(もうダメだ…この島はもう終わりだ…)ワイルドローズ島の人々は絶望感に苛まれていた。ミッキー・ネンチは二ヤリとしながら、
「オンサイドさん、さすがです」と、してやったりといった様子だった。マスララも、
「不思議な能力とはこのことですか」ヒーナの小さいながらもその凄い能力に驚いていた。
”リリーホーク”から放たれたブラックパワーエナジーは島じゅうを包み込み、彼女の体にも異変が起きた。顔の下半分は覆われたままだが、エナジーが注入されると色白だった顔が黒ずみ体も巨大化し、黒いマントを羽織り鋼の鎧を身にまとった。空も飛べるため、空中戦でも力を発揮する。ミッキーはその変わり果てたマスララの姿に笑いが止まらない。
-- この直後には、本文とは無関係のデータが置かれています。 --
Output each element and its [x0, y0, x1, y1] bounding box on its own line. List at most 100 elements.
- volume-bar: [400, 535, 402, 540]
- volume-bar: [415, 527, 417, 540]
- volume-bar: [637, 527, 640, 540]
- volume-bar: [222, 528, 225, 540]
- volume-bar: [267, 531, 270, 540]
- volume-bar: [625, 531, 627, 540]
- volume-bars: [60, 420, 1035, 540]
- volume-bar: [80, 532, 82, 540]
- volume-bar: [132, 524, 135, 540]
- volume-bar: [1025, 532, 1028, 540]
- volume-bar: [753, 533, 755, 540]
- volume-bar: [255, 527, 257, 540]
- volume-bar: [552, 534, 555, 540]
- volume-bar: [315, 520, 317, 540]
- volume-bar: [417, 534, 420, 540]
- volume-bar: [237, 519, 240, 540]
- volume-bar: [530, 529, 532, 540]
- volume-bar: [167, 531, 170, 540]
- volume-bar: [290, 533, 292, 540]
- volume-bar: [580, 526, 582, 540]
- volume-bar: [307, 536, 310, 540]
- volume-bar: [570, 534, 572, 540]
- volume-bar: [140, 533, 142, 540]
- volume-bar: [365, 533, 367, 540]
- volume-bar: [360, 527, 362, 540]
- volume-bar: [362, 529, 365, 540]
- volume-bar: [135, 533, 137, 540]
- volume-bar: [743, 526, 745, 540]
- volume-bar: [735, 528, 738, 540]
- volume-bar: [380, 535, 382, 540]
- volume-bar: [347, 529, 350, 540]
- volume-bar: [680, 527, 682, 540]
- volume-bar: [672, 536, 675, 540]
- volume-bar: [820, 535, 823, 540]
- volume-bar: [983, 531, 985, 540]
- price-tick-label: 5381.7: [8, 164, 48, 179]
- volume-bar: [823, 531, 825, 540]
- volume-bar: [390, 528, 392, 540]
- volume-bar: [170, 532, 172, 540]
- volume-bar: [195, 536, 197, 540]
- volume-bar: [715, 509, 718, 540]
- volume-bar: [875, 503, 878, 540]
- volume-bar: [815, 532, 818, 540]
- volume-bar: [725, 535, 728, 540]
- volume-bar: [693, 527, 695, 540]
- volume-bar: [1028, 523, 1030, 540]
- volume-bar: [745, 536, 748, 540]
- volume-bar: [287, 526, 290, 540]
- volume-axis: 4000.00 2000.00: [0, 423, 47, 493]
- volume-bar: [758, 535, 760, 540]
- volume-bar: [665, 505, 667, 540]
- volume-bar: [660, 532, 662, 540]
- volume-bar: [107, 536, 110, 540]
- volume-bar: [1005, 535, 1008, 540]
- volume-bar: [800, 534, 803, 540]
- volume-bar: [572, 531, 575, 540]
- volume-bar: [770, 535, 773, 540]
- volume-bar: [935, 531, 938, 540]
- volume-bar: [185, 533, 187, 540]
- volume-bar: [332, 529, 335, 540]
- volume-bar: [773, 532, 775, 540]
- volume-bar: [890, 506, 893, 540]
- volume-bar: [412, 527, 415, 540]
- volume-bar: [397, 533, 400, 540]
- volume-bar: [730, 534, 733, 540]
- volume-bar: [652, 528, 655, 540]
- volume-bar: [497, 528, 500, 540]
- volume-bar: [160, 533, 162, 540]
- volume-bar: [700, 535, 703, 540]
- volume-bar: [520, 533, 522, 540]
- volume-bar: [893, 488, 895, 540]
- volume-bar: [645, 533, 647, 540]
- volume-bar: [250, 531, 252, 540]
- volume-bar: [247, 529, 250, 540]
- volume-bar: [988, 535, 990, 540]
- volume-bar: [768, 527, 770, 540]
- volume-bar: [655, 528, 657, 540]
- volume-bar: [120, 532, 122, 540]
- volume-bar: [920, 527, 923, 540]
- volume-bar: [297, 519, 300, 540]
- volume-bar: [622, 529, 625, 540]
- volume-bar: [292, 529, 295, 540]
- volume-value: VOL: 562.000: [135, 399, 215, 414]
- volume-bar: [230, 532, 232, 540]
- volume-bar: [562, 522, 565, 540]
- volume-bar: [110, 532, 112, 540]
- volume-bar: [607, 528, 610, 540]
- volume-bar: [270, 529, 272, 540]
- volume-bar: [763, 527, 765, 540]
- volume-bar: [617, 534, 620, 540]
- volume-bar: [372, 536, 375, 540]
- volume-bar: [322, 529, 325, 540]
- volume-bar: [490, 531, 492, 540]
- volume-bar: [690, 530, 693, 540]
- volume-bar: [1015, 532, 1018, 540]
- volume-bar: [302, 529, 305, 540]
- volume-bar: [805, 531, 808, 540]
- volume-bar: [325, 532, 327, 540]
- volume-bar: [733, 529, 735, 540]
(このエナジーはマスララさまをブラック化させたのだ。それにしてもオンサイドは素晴らしい発明を考えたものだ。僕の助手だった者がここまでやってくれたとは、さすが自慢の友人だ)と、かつての助手に感謝しきりだ。
ブラックパワーエナジーを注入されたマスララは”ハイパーマスララ”に変身したのだ。
「フフフフ…ワタシは今日からハイパーマスララだ。この島の皆どもはワタシの奴隷となるのだ」
ヤーダ三姉妹は、彼女の変わり果てた姿に、まるで悪夢を見てるかのように感じた。
(マスララさま、いったいどうしちゃったの…いつものマスララさまじゃない…)
”ハイパーマスララ”に変身すると、いきなり眼から強烈なビームが島の至るところに発射された。
「ハイパー・スプラッシュ・バズーカ!!」
そのビームはウォーターガンのような猛烈なシャワーを浴びせ、人々を吹き飛ばした。
「ギャアアアアア!!眼が…眼が潰れる…!」やがて霧雨となって空気中に舞いながら人々の体を蝕んでいく。それが眼にかかると最悪失明になる場合があり、また触れたり吸入するとたちまち伝染病を蔓延させる。それには病原体が含まれているからだ。
「どうだ。ハイパー・スプラッシュ・バズーカの威力を思い知ったか」ハイパーマスララは容赦なく攻撃を続ける。
「うおおおおお!!眼から飛沫がああ…飛沫は鼻や口からだけではなかったんだ!」謎の伝染病は当初、眼からも移るという”設定”だったが、いつの間にか”なかったこと”になってたが、どうやら本当のようだ。
「あんなショボい布で鼻や口を覆っても防げねーぞ」
「くそっ、ミッキー・ネンチの野郎、デタラメ流しやがって。こんな薄っぺらい布で伝染病なんてなくなるもんか」
ミッキーはTVなどメディアを利用して”鼻や口を覆えば疫病は防げる”と言っていた。”専門家”とは彼のことだった。実はこの騒動を仕掛けたのも彼やドクター・オンサイドだ。幼馴染で疫病退散を願うマスララに”リリーホーク”を建てる資金集めをするための、いわゆる”茶番劇”であると、この騒動で気づいたのだ。
それでもハイパーマスララの攻撃は続く。
「やばい!逃げろ!それにかかると危険だぞ!!」
「ゴーグルもしないと眼が潰れるどころか、伝染病がかえって悪化するぞ」
「気をつけろ、この飛沫は命にかかわることもある。何としてもかわさないと」
ハイパー・スプラッシュ・バズーカは、眼から発する光線が激しいシャワーのように変化する。それが身体に触れた場合、火傷のように赤く腫れあがり、また鼻や喉に吸入した場合は伝染病を誘発させる大変危険な必殺技である。その威力は想像以上だ。
もう一つの技である”ダーク・カリフラワー・ボム”。これはハイパーマスララの怒りが頂点に達すると、頭がカリフラワーのように膨れあがる。それが弾けると黒い煙とともに一面が暗闇の世界と化する。
そしてとうとうダーク・カリフラワー・ボムが弾け、ワイルドローズ島を暗闇の世界と化し、何も見えなくなった。島民は絶望のどん底に陥った。
(二度とこの状態から抜け出せないのか…周りは何も見えない…ここから這い上がれるのだろうか…)
だが、ハイパーマスララの攻撃は、一向に緩めない。
「ルージュ島を闇の世界にするのだ…」と、不気味な笑みを浮かべた。